Campaigners say open reporting systems and stronger whistleblowing safeguards are not simply matters of principle but practical tools for improving standards of care and preventing avoidable harm from being repeated.
The interim findings land against a backdrop of wider concern about healthcare quality and trust across the NHS. Recent analysis by the National Guardian’s Office has warned of a growing sense of “fear and futility” among staff who feel their concerns are not acted upon, while reporting in the BMJ has shown confidence in speaking up about safety issues has fallen to a five-year low.
Such evidence suggests that cultural barriers including anxiety about reprisals or a belief that raising concerns will make little difference can directly undermine patient safety.
Reform advocates argue that improving procedures alone will not be enough; rebuilding trust, protecting whistleblowers and embedding a culture where staff can speak openly without fear are essential to delivering lasting change across the health service.
One bereaved mother, who has campaigned for years after losing her child due to a preventable error, described the interim report as “painful but necessary” a stark reminder of lives shattered by failures that went unchallenged for too long.
And yet, even as the interim report lays bare these issues, it acknowledges the commitment of many healthcare staff who are dedicated to providing safe and compassionate care despite overwhelming pressures.
Many midwives, doctors and support workers spoke to investigators about their frustrations with staffing shortages, lack of training opportunities and environments that make it difficult to raise concerns or implement safety improvements.

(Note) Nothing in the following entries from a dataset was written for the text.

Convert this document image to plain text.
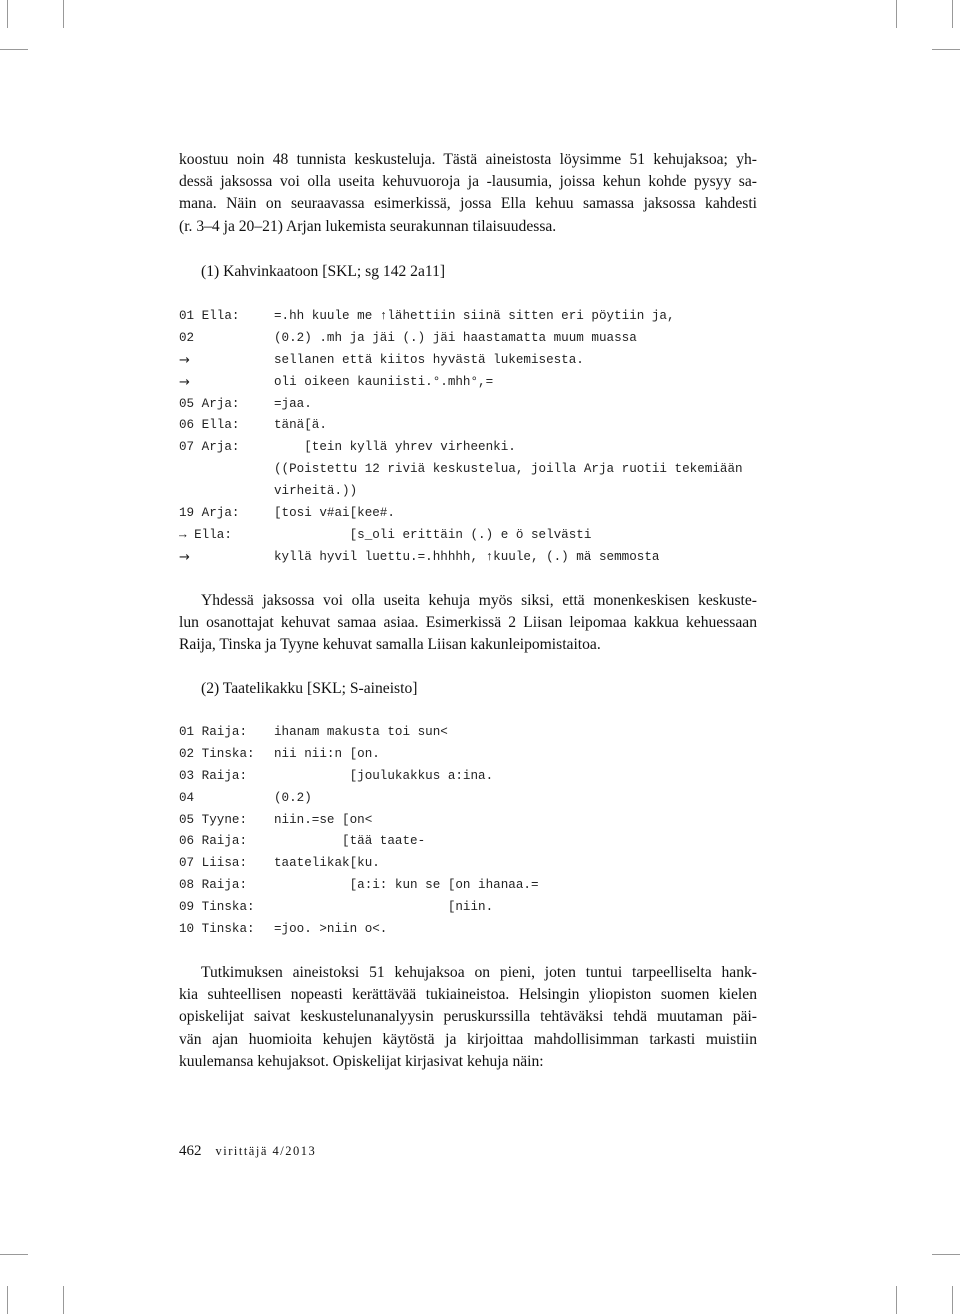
koostuu noin 48 tunnista keskusteluja. Tästä aineistosta löysimme 51 kehujaksoa; yh-
dessä jaksossa voi olla useita kehuvuoroja ja -lausumia, joissa kehun kohde pysyy sa-
mana. Näin on seuraavassa esimerkissä, jossa Ella kehuu samassa jaksossa kahdesti
(r. 3–4 ja 20–21) Arjan lukemista seurakunnan tilaisuudessa.
(1) Kahvinkaatoon [SKL; sg 142 2a11]
01 Ella:	=.hh kuule me ↑lähettiin siinä sitten eri pöytiin ja,
02	(0.2) .mh ja jäi (.) jäi haastamatta muum muassa
→	sellanen että kiitos hyvästä lukemisesta.
→	oli oikeen kauniisti.°.mhh°,=
05 Arja:	=jaa.
06 Ella:	tänä[ä.
07 Arja:	[tein kyllä yhrev virheenki.
((Poistettu 12 riviä keskustelua, joilla Arja ruotii tekemiään
virheitä.))
19 Arja:	[tosi v#ai[kee#.
→ Ella:	[s_oli erittäin (.) e ö selvästi
→	kyllä hyvil luettu.=.hhhhh, ↑kuule, (.) mä semmosta
Yhdessä jaksossa voi olla useita kehuja myös siksi, että monenkeskisen keskuste-
lun osanottajat kehuvat samaa asiaa. Esimerkissä 2 Liisan leipomaa kakkua kehuessaan
Raija, Tinska ja Tyyne kehuvat samalla Liisan kakunleipomistaitoa.
(2) Taatelikakku [SKL; S-aineisto]
01 Raija: ihanam makusta toi sun<
02 Tinska: nii nii:n [on.
03 Raija: [joulukakkus a:ina.
04	(0.2)
05 Tyyne: niin.=se [on<
06 Raija: [tää taate-
07 Liisa: taatelikak[ku.
08 Raija: [a:i: kun se [on ihanaa.=
09 Tinska: [niin.
10 Tinska: =joo. >niin o<.
Tutkimuksen aineistoksi 51 kehujaksoa on pieni, joten tuntui tarpeelliselta hank-
kia suhteellisen nopeasti kerättävää tukiaineistoa. Helsingin yliopiston suomen kielen
opiskelijat saivat keskustelunanalyysin peruskurssilla tehtäväksi tehdä muutaman päi-
vän ajan huomioita kehujen käytöstä ja kirjoittaa mahdollisimman tarkasti muistiin
kuulemansa kehujaksot. Opiskelijat kirjasivat kehuja näin:
462 virittäjä 4/2013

Striking a balance between support for frontline staff and accountability for systemic failings will be a central challenge for policymakers. The government, NHS England and professional bodies face mounting pressure to ensure that recommendations from this investigation are not simply published and forgotten, as so many previous reviews have been.
Families and campaigners want to see legislation, regular oversight andenforced safety standards, not just goodwill or voluntary commitments from trusts.
The broader context for this report includes years of wider NHS safety concerns highlighted by patients, MPs and oversight bodies. Recent scrutiny from parliamentary committees has criticised the slow pace of safety reforms across the health service, urging stronger action after decades of warnings about clinical errors that continue to harm patients.